In the ATMOS-1 trial, in which 229 patients were randomized to receive DRM04 and 115 to vehicle, 52.8% of DRM04-treated patients achieved at least a four-point improvement in sweating severity [measured by the Axillary Sweating Daily Diary (ASDD)]. That’s compared to 28.3% of patients in the vehicle group. DRM04 arm subjects experienced an average reduction in sweat production of 104.9 mg, versus 91.9 mg in vehicle-treated subjects.

As for secondary endpoints, in the active arm, 56.6% of patients achieved at least a two-grade improvement in the Hyperhidrosis Disease Severity Scale (HDSS) score, compared to 23.7% in the vehicle group. And 72.4% of applying DRM04 had at least a 50% reduction from baseline in gravimetrically-measured sweat production versus 53.2% in the vehicle arm.
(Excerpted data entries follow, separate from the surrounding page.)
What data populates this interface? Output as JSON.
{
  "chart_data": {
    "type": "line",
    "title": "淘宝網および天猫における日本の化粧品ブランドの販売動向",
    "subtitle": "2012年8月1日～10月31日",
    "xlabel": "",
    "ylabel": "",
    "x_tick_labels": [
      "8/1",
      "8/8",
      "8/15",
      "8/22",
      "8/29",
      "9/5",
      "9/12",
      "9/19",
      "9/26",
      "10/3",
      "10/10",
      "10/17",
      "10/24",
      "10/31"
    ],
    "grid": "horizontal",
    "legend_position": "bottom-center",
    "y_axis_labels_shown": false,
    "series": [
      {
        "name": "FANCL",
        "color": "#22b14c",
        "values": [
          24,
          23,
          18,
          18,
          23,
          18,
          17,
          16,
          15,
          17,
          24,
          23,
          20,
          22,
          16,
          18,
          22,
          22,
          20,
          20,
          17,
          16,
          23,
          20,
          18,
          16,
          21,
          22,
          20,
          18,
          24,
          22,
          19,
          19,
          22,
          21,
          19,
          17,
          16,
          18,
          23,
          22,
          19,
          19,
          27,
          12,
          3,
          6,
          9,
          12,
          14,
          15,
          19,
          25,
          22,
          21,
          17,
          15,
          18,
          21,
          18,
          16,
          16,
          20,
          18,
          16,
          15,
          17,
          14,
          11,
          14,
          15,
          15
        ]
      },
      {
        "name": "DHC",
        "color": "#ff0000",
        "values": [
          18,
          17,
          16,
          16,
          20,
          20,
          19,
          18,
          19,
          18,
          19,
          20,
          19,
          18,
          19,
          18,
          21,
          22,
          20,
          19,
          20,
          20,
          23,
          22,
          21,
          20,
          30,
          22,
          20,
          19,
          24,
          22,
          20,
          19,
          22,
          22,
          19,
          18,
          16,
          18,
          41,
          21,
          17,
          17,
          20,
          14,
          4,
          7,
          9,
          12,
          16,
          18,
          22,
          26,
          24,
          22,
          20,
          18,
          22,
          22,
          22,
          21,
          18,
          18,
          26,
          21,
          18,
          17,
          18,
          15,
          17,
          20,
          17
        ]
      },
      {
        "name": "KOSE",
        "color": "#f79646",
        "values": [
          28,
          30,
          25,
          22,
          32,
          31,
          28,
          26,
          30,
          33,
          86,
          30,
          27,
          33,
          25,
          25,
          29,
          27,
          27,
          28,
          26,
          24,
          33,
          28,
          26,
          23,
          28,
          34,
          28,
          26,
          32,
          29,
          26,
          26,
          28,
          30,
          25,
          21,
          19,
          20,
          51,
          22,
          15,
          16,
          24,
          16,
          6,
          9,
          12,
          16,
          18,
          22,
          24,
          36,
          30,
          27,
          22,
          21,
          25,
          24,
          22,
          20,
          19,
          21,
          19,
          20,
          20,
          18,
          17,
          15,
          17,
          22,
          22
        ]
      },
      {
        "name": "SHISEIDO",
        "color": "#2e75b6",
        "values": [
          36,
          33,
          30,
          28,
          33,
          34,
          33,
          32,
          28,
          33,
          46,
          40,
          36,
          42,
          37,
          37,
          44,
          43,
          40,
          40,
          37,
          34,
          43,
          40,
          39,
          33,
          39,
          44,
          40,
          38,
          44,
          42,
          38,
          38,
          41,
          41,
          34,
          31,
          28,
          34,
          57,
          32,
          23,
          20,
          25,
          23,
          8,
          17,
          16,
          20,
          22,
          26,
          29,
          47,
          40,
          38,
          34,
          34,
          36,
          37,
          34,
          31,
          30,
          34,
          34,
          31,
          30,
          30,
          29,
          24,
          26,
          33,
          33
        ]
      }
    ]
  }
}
In the ATMOS-2 trial, including 234 patients randomized to get DRM04 and 119 to vehicle, 66.1% of the active group achieved at least a four-point improvement in sweating severity, compared to 26.9% in the vehicle group. In the DRM04 arm, average reduction in sweat production was 110.3 mg, versus 92.2 mg among those applying the vehicle.

Nearly 62% in the active group achieved at least a two-grade improvement in HDSS score, compared to 27.8% in the vehicle group, and 77.3% of patients applying DRM04 had at least a 50% reduction in gravimetrically-measured sweat production, versus 53.3% of patients in the vehicle group.

“The results from these pivotal trials are very encouraging and demonstrate that DRM04 has the potential to be a new and differentiated treatment option for patients suffering from excessive underarm sweating,” says DRM04 clinical trial investigator David Pariser, M.D., professor of dermatology at Eastern Virginia Medical School, says in a Dermira press release. “Hyperhidrosis sufferers currently have limited treatment alternatives and, in my experience, are looking for new therapies that are effective and tolerable. Based on the efficacy and safety demonstrated in the Phase 3 trials, DRM04 may represent a convenient treatment option for patients living with this condition.”

Still pending is the completion of the phase 3 ARIDO trial, an open-label study looking at DRM04’s long-term safety.